Neue Hüfte, neues Knie – moderne Möglichkeiten des künstlichen Gelenkersatzes

Gescher. Am Donnerstag, den 12. Mai heißt es auf dem Campus der d.velop AG in Gescher (Schildarpstraße 6-8) „Frag doch mal den Arzt“. Chefarzt Dr. Peter Ströcker aus dem St. Marien-Krankenhaus Ahaus informiert in der Cafeteria über den künstlichen Gelenkersatz in Hüfte und Knie.  Die Veranstaltung beginnt um 19.00 Uhr, der Eintritt ist frei.

Wieder schmerzfrei laufen – das ist insbesondere für ältere Menschen ein großer Wunsch. Acht Millionen Menschen in Deutschland leiden z.B. unter Arthrose, die meist das Knie- oder das Hüftgelenk betrifft. Erfolgt eine geeignete Therapie früh genug, kann dies Schmerzen lindern und hinauszögern, dass sich das Gelenk versteift. Bessern nicht-operative (konservative) Therapien die Schmerzen nicht oder ist das Gelenk in seiner Beweglichkeit eingeschränkt, wird eine Operation unumgänglich. Solche Eingriffe zählen längst zu den Routineeingriffen der Orthopädie im St. Marien-Krankenhaus Ahaus und sind Schwerpunkt der Arbeit von Chefarzt Dr. Peter Ströcker und seinem Team.

Das Ahauser Krankenhaus gehört mit zu den führenden Kliniken auf dem Gebiet. Vor wenigen Monaten erst wurde das EndoProthetikZentrum als einziges seiner Art im gesamten Kreis Borken sowie den umliegenden Kreisen als EndoProthetikZentrum der Maximalversorgung (EPZ¬max) ausgezeichnet. Patientinnen und Patienten können sich damit sicher sein, dass durch das höchstmögliche Siegel die Qualität der Versorgung den allerhöchsten Ansprüchen entspricht.

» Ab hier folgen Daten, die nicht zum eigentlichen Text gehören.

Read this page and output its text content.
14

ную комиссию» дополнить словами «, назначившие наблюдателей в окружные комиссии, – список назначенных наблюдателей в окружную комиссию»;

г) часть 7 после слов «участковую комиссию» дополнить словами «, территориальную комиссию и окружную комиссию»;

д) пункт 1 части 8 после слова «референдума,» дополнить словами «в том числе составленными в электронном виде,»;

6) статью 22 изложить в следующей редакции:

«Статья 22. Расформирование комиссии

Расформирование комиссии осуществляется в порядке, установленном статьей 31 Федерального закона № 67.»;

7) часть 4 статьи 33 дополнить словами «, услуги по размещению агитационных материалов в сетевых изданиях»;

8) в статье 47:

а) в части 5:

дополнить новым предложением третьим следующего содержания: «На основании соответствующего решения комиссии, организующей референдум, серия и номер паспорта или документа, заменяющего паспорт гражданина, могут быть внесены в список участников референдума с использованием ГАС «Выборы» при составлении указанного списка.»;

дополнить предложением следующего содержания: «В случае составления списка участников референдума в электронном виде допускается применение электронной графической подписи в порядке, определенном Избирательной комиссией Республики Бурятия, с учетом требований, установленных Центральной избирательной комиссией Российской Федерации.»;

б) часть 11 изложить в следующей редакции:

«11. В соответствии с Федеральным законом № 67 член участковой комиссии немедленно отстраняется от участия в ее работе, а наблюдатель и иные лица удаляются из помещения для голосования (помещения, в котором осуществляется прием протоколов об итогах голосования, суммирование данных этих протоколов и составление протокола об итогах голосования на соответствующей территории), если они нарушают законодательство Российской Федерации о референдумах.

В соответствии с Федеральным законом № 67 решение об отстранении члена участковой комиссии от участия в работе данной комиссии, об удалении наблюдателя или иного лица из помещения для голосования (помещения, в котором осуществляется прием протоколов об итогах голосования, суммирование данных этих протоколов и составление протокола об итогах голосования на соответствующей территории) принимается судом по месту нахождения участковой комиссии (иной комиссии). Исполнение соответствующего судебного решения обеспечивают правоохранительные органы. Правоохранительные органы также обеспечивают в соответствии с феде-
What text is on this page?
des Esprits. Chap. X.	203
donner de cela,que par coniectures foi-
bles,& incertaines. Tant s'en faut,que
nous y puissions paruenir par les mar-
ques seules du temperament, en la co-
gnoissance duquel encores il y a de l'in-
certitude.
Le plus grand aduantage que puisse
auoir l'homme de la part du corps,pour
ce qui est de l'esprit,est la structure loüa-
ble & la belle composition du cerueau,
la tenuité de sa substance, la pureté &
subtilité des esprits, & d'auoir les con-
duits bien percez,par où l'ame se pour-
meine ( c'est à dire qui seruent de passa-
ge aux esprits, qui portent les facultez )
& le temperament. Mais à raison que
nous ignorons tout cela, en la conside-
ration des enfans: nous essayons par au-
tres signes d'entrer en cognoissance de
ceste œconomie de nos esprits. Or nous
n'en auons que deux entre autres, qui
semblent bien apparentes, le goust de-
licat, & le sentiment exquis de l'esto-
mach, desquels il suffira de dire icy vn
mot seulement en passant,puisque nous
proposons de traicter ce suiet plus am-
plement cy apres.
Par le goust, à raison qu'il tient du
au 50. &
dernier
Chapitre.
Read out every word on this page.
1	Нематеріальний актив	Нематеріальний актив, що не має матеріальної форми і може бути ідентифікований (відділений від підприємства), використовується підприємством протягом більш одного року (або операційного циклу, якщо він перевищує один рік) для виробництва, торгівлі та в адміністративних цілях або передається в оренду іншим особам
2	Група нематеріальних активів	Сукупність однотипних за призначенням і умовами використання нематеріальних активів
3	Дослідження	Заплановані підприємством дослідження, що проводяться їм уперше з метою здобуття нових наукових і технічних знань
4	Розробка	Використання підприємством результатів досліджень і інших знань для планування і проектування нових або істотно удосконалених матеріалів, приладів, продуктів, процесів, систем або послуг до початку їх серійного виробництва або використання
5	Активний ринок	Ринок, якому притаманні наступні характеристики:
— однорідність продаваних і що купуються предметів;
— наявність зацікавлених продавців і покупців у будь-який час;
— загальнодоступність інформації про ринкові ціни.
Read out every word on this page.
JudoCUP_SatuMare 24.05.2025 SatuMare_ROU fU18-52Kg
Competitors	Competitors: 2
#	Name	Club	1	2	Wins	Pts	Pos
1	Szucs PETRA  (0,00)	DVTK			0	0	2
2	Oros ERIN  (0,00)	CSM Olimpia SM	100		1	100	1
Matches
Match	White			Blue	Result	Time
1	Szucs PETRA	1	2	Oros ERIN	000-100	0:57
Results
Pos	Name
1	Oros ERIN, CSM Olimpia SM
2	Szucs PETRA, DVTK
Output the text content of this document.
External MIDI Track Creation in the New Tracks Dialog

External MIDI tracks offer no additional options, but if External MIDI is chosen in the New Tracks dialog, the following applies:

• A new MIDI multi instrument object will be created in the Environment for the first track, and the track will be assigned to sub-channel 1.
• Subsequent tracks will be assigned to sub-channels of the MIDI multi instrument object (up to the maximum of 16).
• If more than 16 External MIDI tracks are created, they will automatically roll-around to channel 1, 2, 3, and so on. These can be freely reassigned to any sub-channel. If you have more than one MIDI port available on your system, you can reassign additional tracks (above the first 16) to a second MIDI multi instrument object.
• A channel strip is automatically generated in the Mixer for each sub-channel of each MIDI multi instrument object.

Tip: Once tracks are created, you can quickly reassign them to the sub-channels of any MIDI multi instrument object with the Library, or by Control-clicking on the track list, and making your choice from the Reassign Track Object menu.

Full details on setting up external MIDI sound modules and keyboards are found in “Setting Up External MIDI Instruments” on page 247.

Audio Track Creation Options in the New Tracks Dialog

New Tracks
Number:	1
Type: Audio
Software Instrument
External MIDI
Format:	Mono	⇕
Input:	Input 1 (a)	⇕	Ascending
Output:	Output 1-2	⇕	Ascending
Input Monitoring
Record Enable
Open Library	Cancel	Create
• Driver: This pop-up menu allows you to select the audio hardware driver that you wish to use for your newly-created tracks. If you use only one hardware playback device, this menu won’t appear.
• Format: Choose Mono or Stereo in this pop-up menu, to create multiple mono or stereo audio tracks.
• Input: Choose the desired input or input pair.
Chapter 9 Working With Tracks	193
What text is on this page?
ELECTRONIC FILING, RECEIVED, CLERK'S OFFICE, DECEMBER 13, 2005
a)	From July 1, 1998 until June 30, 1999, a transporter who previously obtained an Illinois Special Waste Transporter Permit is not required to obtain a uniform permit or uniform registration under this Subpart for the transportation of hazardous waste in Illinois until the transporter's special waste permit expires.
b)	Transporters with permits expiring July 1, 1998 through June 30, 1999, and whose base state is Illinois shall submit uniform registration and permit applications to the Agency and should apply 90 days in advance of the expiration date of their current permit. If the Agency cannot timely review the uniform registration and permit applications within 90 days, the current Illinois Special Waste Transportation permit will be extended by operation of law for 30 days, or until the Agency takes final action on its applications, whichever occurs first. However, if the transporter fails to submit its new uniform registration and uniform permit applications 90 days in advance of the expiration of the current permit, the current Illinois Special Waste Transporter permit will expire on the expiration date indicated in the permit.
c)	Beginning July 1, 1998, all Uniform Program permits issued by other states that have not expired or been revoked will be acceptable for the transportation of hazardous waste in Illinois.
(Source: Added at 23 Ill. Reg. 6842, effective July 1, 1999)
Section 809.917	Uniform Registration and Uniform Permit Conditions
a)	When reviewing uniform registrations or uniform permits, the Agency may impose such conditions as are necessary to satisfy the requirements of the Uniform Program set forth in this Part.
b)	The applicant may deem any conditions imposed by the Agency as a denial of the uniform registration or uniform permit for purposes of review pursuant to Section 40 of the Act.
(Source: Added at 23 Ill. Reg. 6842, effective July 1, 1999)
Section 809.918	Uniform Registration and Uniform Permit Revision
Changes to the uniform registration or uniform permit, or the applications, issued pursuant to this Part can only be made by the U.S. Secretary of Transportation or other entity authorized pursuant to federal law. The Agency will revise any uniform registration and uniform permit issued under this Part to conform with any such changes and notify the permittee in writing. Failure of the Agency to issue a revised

Der künstliche Gelenkersatz ist eine der bedeutendsten Operationsmethoden der Medizingeschichte – mit großen Erfolgen zum Wohl der Patienten. „Dank technischer Weiterentwicklungen und umfangreicher operativer Erfahrungen sind heute sehr schonende und minimalinvasive Methoden möglich“, erklärt Dr. Peter Ströcker.

Über die modernen Verfahren des Gelenkersatzes und die ganz individuellen, an die Bedürfnisse des Patienten angepassten Lösungen möchte Dr. Peter Ströcker, Chefarzt der orthopädischen Chirurgie und elektiven Endoprothetik informieren. Das Motto des Abends „Frag´ doch mal den Arzt“ ist dabei Programm. Denn neben dem Vortrag durch den Chefarzt, haben die Besucher Gelegenheit mit dem Referenten ins direkte Gespräch zu kommen und ihre persönlichen Fragen zu stellen.